Almora, Uttaranchal (7 March 2006)

When we were in Nainital one of the professors where we spoke at Kumaon University told us that Almora was full of old hippies. Sure enough, they are here, hanging out at the Internet Café. Old ones, young ones, English (one sure sounds like he’s from Manchester), American, Australian and a few French and German mixed in. We have heard more English being spoken in this tiny village than we did in Delhi!

Today we left our little village and traveled back about 10 km to Almora “City”. Well, it would have been 10 km, but when we got about 8 km towards town, the road was closed due to construction. So as an addendum to the blog on way-finding, we can now add that when there is a closed road there are no signs, no detour, and everyone just points randomly up and over the mountain and says go that way. So we had to backtrack about 6 of the 8 km and start over. So the 10 km (6 mile) trip that should have taken half an hour, took about an hour. The road on the back of the mountain was a newly paved road and very good, except in one part where they were still widening the road. That involved dozens of men standing on a nearly vertical rock face and chipping away at boulders with chisels and pick-axes. Luckily none came down as we drove by.
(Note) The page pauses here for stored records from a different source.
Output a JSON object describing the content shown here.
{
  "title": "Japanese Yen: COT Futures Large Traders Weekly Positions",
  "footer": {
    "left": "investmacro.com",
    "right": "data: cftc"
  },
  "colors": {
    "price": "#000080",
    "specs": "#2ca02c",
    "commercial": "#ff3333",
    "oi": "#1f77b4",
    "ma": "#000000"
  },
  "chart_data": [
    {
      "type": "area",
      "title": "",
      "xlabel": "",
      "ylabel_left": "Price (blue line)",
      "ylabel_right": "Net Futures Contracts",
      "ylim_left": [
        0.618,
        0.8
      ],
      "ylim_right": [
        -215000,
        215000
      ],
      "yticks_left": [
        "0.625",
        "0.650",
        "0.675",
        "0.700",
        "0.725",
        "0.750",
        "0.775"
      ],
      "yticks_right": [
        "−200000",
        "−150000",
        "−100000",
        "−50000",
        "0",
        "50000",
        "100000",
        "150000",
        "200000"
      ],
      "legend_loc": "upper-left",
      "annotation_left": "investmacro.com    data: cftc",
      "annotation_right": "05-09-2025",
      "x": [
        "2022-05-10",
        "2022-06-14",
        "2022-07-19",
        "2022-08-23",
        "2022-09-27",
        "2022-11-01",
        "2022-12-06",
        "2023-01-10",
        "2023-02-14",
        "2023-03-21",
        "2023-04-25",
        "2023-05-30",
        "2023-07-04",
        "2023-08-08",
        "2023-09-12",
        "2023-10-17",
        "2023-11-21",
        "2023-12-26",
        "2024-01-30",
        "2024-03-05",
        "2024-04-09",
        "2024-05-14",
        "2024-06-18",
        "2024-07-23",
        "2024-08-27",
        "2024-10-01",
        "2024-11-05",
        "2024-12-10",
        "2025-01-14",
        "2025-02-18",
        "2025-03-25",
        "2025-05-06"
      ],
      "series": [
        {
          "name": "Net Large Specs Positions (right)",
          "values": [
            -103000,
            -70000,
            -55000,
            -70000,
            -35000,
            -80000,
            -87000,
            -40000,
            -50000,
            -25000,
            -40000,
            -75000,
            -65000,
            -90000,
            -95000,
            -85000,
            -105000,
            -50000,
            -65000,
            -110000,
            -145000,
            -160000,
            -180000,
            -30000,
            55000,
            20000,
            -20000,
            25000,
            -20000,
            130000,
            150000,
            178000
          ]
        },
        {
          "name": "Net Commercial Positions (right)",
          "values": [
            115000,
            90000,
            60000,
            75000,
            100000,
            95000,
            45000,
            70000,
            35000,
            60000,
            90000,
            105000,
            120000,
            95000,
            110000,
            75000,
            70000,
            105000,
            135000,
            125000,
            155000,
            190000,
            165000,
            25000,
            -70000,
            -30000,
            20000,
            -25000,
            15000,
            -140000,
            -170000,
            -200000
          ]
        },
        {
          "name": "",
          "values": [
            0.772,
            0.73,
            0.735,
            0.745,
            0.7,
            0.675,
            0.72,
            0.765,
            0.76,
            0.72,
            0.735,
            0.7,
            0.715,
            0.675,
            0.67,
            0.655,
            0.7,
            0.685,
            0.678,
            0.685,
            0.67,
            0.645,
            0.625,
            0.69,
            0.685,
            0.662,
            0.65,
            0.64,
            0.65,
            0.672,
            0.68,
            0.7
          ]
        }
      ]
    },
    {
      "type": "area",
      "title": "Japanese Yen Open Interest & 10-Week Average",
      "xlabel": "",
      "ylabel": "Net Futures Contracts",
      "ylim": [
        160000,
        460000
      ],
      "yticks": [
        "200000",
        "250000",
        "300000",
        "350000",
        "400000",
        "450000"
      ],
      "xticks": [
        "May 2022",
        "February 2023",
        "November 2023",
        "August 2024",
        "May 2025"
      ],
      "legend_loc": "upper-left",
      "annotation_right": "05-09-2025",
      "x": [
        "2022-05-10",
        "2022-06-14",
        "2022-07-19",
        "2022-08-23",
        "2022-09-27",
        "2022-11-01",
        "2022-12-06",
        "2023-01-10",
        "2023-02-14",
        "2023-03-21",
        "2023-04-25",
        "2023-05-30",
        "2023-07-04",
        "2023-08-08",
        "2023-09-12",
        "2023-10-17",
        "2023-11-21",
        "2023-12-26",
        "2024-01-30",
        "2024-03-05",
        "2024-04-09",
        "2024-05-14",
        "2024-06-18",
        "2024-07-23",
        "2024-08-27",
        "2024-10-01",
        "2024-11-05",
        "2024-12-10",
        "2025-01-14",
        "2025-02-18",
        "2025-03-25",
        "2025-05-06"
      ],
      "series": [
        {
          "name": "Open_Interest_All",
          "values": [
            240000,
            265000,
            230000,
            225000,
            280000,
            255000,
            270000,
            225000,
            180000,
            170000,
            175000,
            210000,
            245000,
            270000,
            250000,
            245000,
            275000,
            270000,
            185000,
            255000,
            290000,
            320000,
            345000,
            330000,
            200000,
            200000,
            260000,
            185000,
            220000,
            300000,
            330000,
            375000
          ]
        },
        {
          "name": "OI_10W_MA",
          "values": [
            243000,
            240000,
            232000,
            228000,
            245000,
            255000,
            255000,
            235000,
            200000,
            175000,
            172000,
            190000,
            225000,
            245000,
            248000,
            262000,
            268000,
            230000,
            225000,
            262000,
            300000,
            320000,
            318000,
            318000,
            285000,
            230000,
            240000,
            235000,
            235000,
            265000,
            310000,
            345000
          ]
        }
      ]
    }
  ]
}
Lalal Bazaar, in the center of Almora, is a narrow lane of tiny shops. Off one end of it is an 800-year old Hindu temple. About a third of the way along, and up on the top of a ridge above the main bazaar, was a big courtyard that turned out to be the lawyers area. If hippies at the internet café are one example of the past, present and future all being in your face at the same moment, these photos show another example.

The top one is a sign for the National Informatics Centre. The federal Ministry of Communications and Information Technology has made a commitment to get internet technology out to all the villages, and to gradually computerize government record keeping. The sign is on a building that looks like it dates from the colonial days.

The second photo, taken at the opposite corner of the same square, shows one of the many people available to type up your paperwork or government forms for you, if you don’t happen to have one of these gigantic old typewriters of your own, or if you can’t read and write. As with so much in India, the future is coming faster for some people than for others.